Anish Sneh - Open Source: ZooKeeper | A Reliable, Scalable Distributed Coordination

In previous posts we learnt about various big data projects/systems, all of these systems are distributed and clustered in nature. For distribution and cluster management, all of them needs one or another low level API. ZooKeeper can be seen as one of those low level APIs which can be used to build a distributed co-ordination system.

ZooKeeper is a highly reliable, scalable, distributed coordination system. As per ZooKeeper wiki

"ZooKeeper allows distributed processes to coordinate with each other through a shared hierarchical name space of data registers".

ZooKeeper is a centralized service for maintaining configuration information, naming, providing distributed synchronization and group services. It provides a very simple interface to a centralized coordination service. The service itself is distributed and highly reliable.

Distributed applications use Zookeeper to store and mediate updates to important configuration information. Many top level big data projects like Hadoop, Kafka, HBase, Accumulo, Solr uses ZooKeeper as a distributed co-ordination system. Extensive list of projects powered by ZooKeeper can be found here.

As ZooKeeper wiki says it coordinates using a shared hierarchical data registers, in ZooKeeper terms these registers are known as ZNODEs.

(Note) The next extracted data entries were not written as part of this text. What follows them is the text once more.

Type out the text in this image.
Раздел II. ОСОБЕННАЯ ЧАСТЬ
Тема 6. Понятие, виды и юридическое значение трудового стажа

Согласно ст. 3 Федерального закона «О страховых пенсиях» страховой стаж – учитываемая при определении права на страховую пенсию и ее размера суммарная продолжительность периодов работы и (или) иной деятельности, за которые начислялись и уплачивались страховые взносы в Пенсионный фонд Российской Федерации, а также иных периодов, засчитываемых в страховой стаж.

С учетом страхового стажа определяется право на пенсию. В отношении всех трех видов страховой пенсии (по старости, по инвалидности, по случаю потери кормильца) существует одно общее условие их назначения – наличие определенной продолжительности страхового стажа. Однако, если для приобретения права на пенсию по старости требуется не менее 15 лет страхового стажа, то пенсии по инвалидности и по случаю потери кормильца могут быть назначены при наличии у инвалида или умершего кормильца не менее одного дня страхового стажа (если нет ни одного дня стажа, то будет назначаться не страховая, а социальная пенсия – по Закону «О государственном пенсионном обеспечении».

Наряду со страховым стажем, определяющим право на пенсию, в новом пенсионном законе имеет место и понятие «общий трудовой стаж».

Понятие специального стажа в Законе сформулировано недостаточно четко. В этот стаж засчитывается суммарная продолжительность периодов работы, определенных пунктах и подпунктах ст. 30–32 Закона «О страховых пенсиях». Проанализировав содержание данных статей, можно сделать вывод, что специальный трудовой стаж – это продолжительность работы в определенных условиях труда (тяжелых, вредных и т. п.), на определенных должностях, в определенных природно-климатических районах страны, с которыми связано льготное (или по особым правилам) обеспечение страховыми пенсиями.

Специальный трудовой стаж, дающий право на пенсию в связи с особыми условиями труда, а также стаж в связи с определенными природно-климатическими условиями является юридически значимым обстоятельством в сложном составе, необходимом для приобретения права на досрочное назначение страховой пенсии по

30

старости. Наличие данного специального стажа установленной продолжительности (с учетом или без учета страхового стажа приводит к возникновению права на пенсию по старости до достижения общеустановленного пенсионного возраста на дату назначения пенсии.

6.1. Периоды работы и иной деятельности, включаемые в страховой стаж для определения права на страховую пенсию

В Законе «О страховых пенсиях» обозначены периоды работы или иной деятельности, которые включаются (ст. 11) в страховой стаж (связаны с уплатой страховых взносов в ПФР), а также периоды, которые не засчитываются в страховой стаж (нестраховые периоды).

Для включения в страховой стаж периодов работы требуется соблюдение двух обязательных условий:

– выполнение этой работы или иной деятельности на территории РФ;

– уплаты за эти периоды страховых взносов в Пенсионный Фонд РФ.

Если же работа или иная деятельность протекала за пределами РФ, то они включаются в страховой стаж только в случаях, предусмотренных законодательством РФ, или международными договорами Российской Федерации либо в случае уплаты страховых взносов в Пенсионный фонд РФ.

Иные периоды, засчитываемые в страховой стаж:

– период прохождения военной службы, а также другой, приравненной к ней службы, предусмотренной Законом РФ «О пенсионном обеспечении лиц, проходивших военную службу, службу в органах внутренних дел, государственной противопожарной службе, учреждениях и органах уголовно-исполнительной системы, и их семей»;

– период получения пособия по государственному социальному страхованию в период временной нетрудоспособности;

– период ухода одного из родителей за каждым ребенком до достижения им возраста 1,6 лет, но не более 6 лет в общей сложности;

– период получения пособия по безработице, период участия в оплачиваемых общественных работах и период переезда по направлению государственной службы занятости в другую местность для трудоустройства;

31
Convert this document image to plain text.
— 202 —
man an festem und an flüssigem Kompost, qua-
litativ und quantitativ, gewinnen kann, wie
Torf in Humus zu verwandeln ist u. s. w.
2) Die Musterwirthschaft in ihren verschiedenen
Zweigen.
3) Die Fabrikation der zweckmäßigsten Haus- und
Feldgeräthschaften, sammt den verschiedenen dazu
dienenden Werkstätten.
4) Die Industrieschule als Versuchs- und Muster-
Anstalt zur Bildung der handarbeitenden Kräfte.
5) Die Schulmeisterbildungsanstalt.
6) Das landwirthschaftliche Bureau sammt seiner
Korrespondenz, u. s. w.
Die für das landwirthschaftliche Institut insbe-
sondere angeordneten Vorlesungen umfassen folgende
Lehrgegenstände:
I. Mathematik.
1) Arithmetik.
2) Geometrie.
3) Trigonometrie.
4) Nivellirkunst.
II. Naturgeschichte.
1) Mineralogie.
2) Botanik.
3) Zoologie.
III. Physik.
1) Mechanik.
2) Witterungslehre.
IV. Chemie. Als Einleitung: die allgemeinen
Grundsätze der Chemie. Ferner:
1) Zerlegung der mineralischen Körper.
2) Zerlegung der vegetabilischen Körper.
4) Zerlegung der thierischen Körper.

ZooKeeper comes with bunch of "out of the box" benifits like:

Fast

ZooKeeper is fast with workloads where reads to the data are more than writes. The ideal read/write ratio is about 10:1.

Reliable

ZooKeeper is replicated over a set of servers known as ensemble. All the servers are visible to each other. The ZK service is available hence there is no single point of failure.

Simple

ZooKeeper follows a simple data model and maintains a standard hierarchical name space, similar to files and directories on a file system.

ZooKeeper Ensemble

ZooKeeper Use Cases

ZooKeeper address typically following use cases:

Configuration Management

Can be used by cluster members for loading configuration data from a centralized source.
Provides easier, simpler deployment/provisioning.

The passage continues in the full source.